Nor should these point-blank inaccuracies lead us to assume TV and film writers are unable to be incisive about gaming, no matter how great the gaffes or unlikely the source of insight. For example, no-one would expect Hackers to say anything particularly astute. The 1995 film is fondly remembered for visualizing databases like Tron, hackers as pretty teenagers boldly garbed in Day-Glo, and modems as running at the "insanely great" speed of 28.8bps. It was not entirely precise.
What Hackers gets no credit for doing, because maybe it didn't mean to, is aptly conflating hacking with gaming. The film hints at their common ludic and cyberpunk themes, themes that 90s hackers like David Troup and Craig Nerdorf talked about: competitive exploration, puzzle-solving, divergence, and futurism. The scene in which Dade beats Kate's Wipeout score, an event that preludes their hacking rivalry, is what best underlines this commonality but the conceit is carried throughout the film.

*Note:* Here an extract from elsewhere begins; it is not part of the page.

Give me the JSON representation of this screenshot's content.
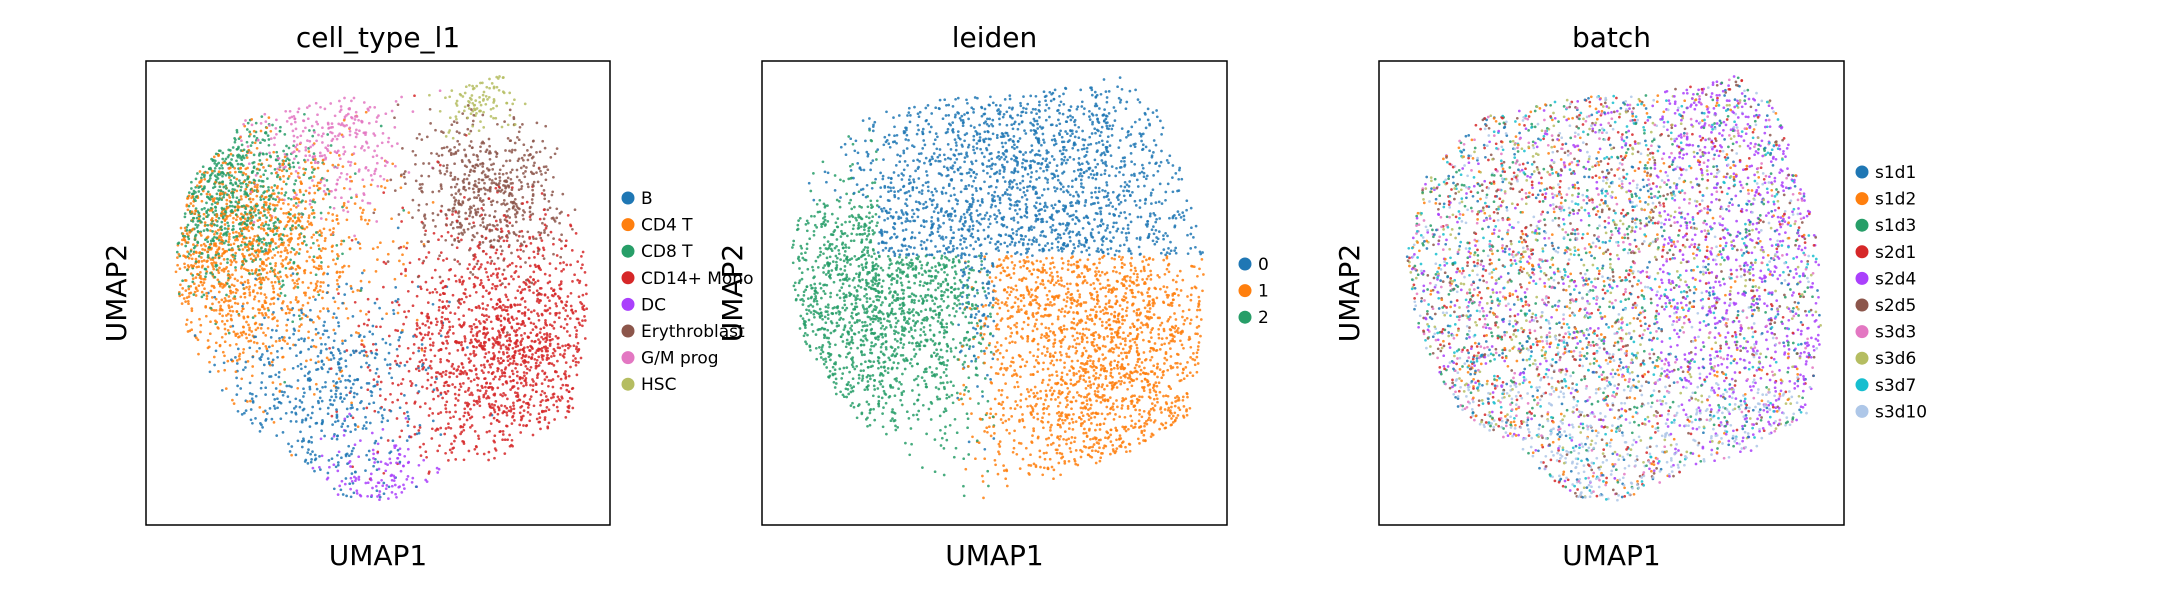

Maybe this interpretation is a stretch. In any case the observations are benign; the film romanticizes gaming just as it does hacking. Often with inaccurate portrayals of gaming, it's not the errors themselves that rile us but the vitriolic agenda from which they come. Law and Order's infamous tripe about obese, addicted, socially inept gamers is laced with political rhetoric, while CSI regularly plays to games-cause-violence headlines. 2009's Gamer has a potentially smart plot about players controlling humans in real-life shooter and social games, but takes both genres to absolute extremes in a feeble excuse to glorify violence and depravity rather than comment on it. When non-fiction bias spills over into fiction, the inaccuracies are the easy targets for us to shoot down first.